For all of the pamphlets on faceplanet that say “Writing is work” you’ll find exactly as many that say “Writing should be easy”. (Crap!)
Art is easy? Yeah, mmmm hmmm, and I’m a natural blond.
Get off your rocker writerdome. It’s a tough racket and you better stiff that lip and nose that grindstone or whatever other euphemisms I can mess up because this ain’t your grandmother’s book club!
And what IS the first rule of book club?
I can’t hear you!
What is the first rule of book club!!!!!!
We don’t talk about book club unless it is to say that we are foofy artists who don’t really do any work (wink wink).

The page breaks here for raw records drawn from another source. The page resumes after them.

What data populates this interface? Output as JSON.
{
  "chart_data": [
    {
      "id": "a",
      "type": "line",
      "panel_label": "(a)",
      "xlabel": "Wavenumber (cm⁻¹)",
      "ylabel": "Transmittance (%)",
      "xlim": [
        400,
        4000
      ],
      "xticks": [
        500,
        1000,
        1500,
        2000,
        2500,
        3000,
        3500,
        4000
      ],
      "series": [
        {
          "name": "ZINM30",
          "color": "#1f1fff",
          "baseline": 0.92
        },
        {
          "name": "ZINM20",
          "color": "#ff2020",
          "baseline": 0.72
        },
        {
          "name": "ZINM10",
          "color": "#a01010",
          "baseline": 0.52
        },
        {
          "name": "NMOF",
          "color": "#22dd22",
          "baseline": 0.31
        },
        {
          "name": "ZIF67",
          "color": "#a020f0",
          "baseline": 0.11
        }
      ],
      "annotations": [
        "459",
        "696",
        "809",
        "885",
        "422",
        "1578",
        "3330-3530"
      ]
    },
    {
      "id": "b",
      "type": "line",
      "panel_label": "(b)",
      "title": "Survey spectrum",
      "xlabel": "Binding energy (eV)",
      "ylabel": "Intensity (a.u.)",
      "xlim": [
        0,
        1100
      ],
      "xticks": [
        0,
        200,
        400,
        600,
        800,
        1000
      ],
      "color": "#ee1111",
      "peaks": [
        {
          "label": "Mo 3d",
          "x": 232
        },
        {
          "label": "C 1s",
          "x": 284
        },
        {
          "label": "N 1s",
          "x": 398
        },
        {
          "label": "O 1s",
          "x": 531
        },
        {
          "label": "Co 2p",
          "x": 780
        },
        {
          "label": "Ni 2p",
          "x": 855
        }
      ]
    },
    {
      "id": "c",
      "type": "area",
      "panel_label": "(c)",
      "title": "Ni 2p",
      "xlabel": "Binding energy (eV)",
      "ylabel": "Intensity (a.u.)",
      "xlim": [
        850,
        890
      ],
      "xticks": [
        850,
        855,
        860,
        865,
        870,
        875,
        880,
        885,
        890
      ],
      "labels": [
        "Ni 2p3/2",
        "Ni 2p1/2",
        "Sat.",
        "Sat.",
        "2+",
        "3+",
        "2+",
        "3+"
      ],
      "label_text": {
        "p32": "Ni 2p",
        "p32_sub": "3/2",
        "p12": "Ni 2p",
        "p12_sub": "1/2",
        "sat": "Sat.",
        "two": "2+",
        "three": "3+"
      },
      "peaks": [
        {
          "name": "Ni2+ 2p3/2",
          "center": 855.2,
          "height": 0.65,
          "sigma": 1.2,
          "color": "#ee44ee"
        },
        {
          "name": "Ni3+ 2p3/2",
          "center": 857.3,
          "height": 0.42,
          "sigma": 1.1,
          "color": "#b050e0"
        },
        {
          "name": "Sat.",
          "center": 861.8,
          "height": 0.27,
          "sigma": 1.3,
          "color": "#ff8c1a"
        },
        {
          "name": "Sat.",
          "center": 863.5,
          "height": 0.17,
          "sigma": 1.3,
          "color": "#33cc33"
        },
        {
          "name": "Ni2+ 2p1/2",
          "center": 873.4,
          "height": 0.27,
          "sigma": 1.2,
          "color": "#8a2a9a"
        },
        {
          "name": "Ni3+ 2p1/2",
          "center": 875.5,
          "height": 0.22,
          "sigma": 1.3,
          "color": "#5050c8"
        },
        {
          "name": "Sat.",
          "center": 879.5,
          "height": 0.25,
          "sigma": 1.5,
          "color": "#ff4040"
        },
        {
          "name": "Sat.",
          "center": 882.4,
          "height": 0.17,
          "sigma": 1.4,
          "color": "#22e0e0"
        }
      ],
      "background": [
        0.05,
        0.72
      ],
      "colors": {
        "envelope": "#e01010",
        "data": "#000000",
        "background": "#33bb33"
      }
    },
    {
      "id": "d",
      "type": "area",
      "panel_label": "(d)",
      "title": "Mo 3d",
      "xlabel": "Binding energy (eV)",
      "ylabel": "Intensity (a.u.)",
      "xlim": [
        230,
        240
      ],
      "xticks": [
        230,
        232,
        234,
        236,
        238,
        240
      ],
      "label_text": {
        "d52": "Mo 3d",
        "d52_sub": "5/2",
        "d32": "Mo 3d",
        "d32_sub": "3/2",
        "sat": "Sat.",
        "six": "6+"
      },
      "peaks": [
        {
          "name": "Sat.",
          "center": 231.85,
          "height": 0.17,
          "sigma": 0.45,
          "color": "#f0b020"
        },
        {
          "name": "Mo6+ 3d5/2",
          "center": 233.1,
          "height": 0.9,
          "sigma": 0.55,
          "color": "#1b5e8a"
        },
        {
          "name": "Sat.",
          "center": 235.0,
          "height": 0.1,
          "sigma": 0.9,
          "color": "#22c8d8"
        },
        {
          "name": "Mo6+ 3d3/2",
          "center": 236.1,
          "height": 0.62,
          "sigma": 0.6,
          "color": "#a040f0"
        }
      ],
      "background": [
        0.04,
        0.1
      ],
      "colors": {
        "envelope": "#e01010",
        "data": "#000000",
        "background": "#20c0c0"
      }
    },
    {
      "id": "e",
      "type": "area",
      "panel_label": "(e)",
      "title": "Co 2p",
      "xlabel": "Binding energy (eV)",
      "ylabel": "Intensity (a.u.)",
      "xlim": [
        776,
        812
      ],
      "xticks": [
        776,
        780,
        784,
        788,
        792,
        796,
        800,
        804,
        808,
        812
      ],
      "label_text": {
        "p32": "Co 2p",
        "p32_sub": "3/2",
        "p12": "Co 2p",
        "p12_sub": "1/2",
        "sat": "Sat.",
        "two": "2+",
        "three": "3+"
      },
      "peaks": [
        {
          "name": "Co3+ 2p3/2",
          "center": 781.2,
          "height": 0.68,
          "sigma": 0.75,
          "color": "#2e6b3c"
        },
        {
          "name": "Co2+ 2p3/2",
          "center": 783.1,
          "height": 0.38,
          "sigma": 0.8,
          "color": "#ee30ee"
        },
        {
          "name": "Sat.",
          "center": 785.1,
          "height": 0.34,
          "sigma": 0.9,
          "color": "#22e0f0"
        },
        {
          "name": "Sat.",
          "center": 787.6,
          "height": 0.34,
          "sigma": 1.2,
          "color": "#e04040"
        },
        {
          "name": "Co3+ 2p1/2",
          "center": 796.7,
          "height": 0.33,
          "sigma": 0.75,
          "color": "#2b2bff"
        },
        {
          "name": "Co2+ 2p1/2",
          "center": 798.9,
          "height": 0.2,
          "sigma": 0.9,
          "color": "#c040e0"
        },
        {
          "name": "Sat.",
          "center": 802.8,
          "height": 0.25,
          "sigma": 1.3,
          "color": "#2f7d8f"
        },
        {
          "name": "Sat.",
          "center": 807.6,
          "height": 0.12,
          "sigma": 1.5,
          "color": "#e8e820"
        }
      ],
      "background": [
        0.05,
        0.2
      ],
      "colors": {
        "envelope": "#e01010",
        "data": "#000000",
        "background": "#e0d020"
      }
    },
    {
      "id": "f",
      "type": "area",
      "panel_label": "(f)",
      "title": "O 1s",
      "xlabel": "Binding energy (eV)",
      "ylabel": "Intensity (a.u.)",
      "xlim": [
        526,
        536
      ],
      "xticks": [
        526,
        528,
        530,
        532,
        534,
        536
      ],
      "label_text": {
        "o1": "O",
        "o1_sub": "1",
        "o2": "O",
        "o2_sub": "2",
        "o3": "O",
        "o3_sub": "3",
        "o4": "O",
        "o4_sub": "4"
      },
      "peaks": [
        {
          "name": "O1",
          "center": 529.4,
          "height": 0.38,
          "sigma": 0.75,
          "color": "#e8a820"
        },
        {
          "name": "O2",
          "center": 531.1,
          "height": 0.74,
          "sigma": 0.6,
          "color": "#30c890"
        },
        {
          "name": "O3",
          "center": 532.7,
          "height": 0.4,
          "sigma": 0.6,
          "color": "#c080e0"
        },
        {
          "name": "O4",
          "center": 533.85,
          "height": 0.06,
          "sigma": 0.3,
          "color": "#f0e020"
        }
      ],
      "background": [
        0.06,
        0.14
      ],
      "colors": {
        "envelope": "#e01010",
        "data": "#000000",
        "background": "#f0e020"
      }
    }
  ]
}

The writer of today looks a lot less like the olden times, quill in hand and ruffled sleeves coming out of a felt jacket. He/she better be a Rambo freaking Picasso, wearing Shakespeare’s hat and quoting Stephen King characters like a bad case of terrets, and if you don’t write your heart out to the point that your family calls the priest for an exorcism (the old one not these lame copies) you ain’t got what it takes!
If you think it’s all bunnies and Zen bubbles… Hit the road jack… with one headlight.